In a letter I received from my parents earlier this month, I found an article published by my hometown newspaper. The article, titled Many of Detroit’s New Wheelchair Ramps Go ‘Nowhere’, reached print and online audiences throughout the greater Chicagoland area on October 10th. Accredited to the Associated Press, the short piece did raise some valid points: a misallocation of public resources, questionable urban planning implementation, compounded development problems and dissatisfied residents.
However, fueled by a few choice quotes and a well-framed problem, the article offered no solution, no outlook. Rather than a constructive thought. it left the reader hanging on a quote by an elderly woman complaining about the damage that degraded roads did to the suspension on her electric wheelchair. The article threw itself in with the lot of Detroit-damning media that has been swirling around the public lens in recent years. The urban decay; the neighborhood blight; the corrupt, bankrupt city government; the same broken tune that lazy, disconnected journalists have been singing into the ears of an all too obliging public.

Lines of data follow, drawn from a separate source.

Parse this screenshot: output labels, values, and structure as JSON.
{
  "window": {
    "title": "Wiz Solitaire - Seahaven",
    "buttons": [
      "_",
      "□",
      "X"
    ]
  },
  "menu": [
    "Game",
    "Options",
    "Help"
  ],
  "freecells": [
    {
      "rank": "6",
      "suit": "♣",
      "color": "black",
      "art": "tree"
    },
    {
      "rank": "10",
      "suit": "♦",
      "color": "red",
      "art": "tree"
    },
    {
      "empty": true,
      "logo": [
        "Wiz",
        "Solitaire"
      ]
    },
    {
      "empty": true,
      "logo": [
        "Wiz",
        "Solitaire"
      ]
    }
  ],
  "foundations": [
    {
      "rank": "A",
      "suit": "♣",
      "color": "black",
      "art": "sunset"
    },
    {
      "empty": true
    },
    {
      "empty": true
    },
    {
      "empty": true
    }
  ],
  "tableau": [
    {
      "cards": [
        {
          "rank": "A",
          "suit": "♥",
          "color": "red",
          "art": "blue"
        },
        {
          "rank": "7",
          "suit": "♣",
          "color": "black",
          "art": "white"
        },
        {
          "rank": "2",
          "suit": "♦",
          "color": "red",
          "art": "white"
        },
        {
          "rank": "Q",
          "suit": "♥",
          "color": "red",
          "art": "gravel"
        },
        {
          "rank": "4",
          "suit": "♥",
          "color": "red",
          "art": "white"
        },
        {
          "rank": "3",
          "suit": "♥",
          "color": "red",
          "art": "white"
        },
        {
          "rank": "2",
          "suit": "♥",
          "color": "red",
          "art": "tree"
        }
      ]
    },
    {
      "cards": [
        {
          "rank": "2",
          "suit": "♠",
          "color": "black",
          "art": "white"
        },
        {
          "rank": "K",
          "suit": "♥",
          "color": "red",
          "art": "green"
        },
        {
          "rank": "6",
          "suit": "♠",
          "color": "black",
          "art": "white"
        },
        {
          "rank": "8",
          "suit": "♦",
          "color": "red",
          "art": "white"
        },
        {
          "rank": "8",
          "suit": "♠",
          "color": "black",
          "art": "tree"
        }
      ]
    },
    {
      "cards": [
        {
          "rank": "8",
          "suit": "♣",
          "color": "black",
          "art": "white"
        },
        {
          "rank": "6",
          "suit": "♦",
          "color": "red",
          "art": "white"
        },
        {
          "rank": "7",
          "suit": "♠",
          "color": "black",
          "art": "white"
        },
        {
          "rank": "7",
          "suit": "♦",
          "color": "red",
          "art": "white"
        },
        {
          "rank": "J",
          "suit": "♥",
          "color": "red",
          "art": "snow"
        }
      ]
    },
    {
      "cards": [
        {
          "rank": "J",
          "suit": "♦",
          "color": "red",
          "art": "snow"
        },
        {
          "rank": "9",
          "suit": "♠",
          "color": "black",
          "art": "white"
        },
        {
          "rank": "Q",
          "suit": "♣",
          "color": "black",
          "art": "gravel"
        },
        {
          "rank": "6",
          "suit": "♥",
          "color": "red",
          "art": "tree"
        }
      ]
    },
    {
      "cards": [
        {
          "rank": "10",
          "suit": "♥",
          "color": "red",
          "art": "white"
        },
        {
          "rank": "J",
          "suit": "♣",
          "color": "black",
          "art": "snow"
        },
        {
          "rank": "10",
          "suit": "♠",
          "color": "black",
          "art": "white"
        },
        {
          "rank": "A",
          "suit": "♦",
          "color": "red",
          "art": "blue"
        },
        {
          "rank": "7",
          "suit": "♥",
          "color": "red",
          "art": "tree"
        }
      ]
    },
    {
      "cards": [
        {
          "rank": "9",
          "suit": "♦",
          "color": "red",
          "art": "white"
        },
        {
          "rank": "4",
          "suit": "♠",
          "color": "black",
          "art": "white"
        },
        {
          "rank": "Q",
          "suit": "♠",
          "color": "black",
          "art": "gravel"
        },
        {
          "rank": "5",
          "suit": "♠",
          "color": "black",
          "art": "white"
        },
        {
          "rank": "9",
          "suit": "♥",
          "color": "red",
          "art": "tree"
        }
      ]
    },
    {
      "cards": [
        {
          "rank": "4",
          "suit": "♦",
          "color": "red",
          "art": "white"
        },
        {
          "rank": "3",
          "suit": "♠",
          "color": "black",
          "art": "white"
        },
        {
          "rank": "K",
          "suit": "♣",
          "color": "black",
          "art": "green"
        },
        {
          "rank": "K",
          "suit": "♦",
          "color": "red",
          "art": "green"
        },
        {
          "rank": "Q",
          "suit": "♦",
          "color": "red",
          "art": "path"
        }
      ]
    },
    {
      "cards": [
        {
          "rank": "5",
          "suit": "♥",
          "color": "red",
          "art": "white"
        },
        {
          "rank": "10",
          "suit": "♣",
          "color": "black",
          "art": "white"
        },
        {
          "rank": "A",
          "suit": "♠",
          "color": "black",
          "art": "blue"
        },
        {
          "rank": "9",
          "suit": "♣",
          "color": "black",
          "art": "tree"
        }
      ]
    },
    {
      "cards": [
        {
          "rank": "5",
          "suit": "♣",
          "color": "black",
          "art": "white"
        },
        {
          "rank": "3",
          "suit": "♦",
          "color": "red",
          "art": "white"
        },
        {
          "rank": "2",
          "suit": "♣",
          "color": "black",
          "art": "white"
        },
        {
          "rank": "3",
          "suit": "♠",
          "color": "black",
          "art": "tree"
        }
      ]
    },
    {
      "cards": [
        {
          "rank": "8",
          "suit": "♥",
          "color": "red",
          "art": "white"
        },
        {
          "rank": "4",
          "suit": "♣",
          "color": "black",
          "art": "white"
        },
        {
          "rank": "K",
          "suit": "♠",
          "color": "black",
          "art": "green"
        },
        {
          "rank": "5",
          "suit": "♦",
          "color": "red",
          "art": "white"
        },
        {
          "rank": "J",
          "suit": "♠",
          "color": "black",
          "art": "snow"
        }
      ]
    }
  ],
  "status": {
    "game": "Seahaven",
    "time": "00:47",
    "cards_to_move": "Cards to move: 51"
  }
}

It is not the critic who counts; not the man who points out how the strong man stumbles, or where the doer of deeds could have done them better.

Where those without vision or optimism, see vacant, abandoned land, organizations like Challenge Detroit host company, Recovery Park, see opportunity. Six years in the making, Recovery Park aims to take the Chene Ferry Market neighborhood (pictured above), reclaim it from the natural growth and re-purpose it into a 110-acre urban agriculture operation employing marginalized (handicapped, ex-convicts, under-educated) Detroit residents. This past month our cohort took on the task of envisioning their redevelopment of this land for our Community Engagement Challenge. Through site assessments, graphic design, social media, large-scale volunteer management and other aspects of community engagement, we created a comprehensive plan for them to successfully reclaim the Chene Ferry footprint.
The credit belongs to the man who is actually in the arena, whose face is marred by dust and sweat and blood; who strives valiantly; who errs, who comes short again and again, because there is no effort without error and shortcoming;
(via @Andajetski)
So I choose not to buy into the abject murmurings of absentee observers. I choose to work in these neighborhoods, to live in these neighborhoods, and to improve these neighborhoods regardless of factors out of my control. I have seen these ramps first-hand and to me they are a fresh start; they are an indent; they are a glimpse into the future development of this city.
but who does actually strive to do the deeds; who knows great enthusiasms, the great devotions; who spends himself in a worthy cause; who at the best knows in the end the triumph of high achievement, and who at the worst, if he fails, at least fails while daring greatly, so that his place shall never be with those cold and timid souls who neither know victory nor defeat.